When I first found out about the World Diversity Leadership Summit (WDLS-EU) that was held in Vienna in March, I knew I wanted to be involved anyway I could for many reasons.
For one, the WDLS seeks to ensure that companies and businesses continue to diversify their talent pool and to include this policy in their global strategies as cultural borders continue to merge and blur.
To me, this meant more than just including minorities (race, sex, gender, religious preferences, and such) in their workforce to meet some quota.
It meant truly understanding, recognizing, and respecting the diverse talents marginalized communities and potential employees can bring into an organization.
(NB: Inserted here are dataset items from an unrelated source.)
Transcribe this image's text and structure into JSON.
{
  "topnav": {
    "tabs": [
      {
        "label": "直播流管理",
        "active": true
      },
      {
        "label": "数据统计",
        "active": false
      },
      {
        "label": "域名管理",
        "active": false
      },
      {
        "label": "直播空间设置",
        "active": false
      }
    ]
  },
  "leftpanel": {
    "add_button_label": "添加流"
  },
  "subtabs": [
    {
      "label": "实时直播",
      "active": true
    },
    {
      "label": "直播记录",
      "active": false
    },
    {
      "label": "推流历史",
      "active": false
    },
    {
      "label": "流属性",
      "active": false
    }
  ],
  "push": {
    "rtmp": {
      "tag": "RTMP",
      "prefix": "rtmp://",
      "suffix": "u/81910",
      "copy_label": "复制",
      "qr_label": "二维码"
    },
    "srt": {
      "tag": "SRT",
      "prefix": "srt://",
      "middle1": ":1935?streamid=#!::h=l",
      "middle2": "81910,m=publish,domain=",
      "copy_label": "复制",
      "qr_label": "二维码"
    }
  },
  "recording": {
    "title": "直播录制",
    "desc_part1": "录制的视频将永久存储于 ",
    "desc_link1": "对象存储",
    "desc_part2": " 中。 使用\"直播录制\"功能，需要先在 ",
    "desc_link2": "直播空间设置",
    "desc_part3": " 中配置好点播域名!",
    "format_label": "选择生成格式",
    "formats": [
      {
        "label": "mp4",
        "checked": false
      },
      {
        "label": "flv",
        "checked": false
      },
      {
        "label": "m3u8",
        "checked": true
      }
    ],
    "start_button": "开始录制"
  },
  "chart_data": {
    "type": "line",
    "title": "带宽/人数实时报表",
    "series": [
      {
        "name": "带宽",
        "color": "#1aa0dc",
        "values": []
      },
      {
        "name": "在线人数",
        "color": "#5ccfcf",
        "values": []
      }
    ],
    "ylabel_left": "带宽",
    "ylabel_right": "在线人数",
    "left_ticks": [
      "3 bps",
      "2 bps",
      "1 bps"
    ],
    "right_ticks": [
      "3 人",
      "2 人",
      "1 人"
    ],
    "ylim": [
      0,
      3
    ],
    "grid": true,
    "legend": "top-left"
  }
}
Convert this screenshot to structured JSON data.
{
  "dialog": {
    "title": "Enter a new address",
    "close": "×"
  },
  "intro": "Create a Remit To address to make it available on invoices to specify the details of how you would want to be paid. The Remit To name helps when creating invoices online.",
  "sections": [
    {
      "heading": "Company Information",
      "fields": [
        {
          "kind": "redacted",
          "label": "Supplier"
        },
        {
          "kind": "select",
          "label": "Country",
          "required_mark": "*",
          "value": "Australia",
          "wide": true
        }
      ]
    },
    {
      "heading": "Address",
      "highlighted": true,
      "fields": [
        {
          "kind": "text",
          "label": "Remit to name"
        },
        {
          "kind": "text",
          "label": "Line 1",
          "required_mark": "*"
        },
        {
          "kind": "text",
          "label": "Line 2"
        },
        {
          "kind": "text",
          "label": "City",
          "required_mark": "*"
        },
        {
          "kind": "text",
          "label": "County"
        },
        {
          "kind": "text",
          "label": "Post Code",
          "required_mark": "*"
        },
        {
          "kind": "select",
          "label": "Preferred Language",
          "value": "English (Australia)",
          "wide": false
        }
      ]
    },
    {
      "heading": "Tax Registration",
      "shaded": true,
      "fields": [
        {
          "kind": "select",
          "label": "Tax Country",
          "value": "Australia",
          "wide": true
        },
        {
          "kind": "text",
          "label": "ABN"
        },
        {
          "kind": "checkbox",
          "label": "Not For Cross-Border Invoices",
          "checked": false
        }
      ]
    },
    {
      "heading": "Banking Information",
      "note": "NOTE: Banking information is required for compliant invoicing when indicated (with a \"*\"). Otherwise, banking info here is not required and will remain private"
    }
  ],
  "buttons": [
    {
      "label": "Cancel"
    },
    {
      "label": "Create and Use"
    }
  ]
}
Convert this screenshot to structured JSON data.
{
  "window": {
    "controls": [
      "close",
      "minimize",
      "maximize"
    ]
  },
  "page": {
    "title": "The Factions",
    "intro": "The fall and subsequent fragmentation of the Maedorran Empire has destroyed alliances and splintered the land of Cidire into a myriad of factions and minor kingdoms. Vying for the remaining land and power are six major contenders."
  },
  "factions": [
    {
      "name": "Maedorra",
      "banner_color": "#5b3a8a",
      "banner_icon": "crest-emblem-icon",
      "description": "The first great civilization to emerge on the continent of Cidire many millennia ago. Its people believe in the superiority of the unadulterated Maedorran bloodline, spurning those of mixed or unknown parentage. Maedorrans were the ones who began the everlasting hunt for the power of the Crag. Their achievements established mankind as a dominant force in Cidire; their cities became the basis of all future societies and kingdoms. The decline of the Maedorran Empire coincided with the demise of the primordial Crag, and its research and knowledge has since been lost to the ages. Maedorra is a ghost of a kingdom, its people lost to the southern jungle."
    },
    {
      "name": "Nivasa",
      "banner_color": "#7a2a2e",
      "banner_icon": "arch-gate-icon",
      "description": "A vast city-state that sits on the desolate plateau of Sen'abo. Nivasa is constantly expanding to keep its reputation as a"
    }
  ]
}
Before branching out into writing, travel photography, and photojournalism, I was the quintessential career woman in an industry that saw very few black women participate – Geographic Information Systems (GIS). For 14+ years with three companies, I lived, breathed, programmed, developed, designed, and integrated interactive maps. It was a personal journey that progressively got easier as I had to prove myself, grew more experienced, and delivered quality work.
One Monday morning many years ago, I remember sitting in a room during a regular developer meeting, talking code, speaking geek, and outlining client projects for the week. I scanned the room, taking in each of my colleagues.
At that time, though the company had 750+ employees, there were just 10 programmers, 9 white guys and me…female, black, and African.
So naturally, I reached out early on to WDLS-EU organizer and conference manager Beatrice Achaleke, and was invited to moderate a panel on diversity within the realm of healthcare.
Each day of the conference brought solid speech after solid speech by guest speakers and panelists on the virtues and importance of diversity but the one talk that really stuck with me was given by Lord Michael Hastings.
Borderline controversial yet totally on point with his remarks, Lord Hastings tried to get beneath the core of continued “diversity” debates that brought us all to Vienna.
In a nutshell, his argument was to really try and spotlight what the fight was all about and to get us thinking…
Are we fighting for our own personal rights to be included in certain positions and levels of society?
Or are we truly fighting for the disadvantaged and marginalized who can barely exist to be able to have the opportunities we currently have?
Is it truly a battle for continued self prominence? Or a battle to open up existing opportunities for others?
This was one of the reasons why I enjoyed the varying talks and panels I attended at WDLS. It wasn’t your typical “hire minorities” conference, but one on a whole different plane that implored us to assess existing diversity debates from a myriad of angles instead of a tunneled view of what we think diversifying talent within an organization means.
By the time I left the company, our little developer group had grown to 25+ with all 6 continents and both sexes represented, working cohesively in a dynamic environment. And while I still do some GIS consulting on occasion and work on a few web programming projects through Lemurworks, LLC, I decided to focus on other creative outlets and ways to open up opportunities for others.


@Ekua – Thanks!! Hope you’re having a fantastic time in Mexico. I’ve got so much blog reading to do once I get back in town.
I looove this picture. I know this isn´t the right place to put this comment, but it was awesome to purchase a National Geographic Magazine in Mexico City in see your name in it!
@Kiratiana – So true! Yes, my background was (and still is) very technical 🙂
I never knew that you had this other career. I am always amazed by women who enter fields where they are not represented. On the topic of diversity…I get a sense that people don’t understand that diversity will HELP the company, NOT hinder it! Diverse experiences will definitely lead to better products and business.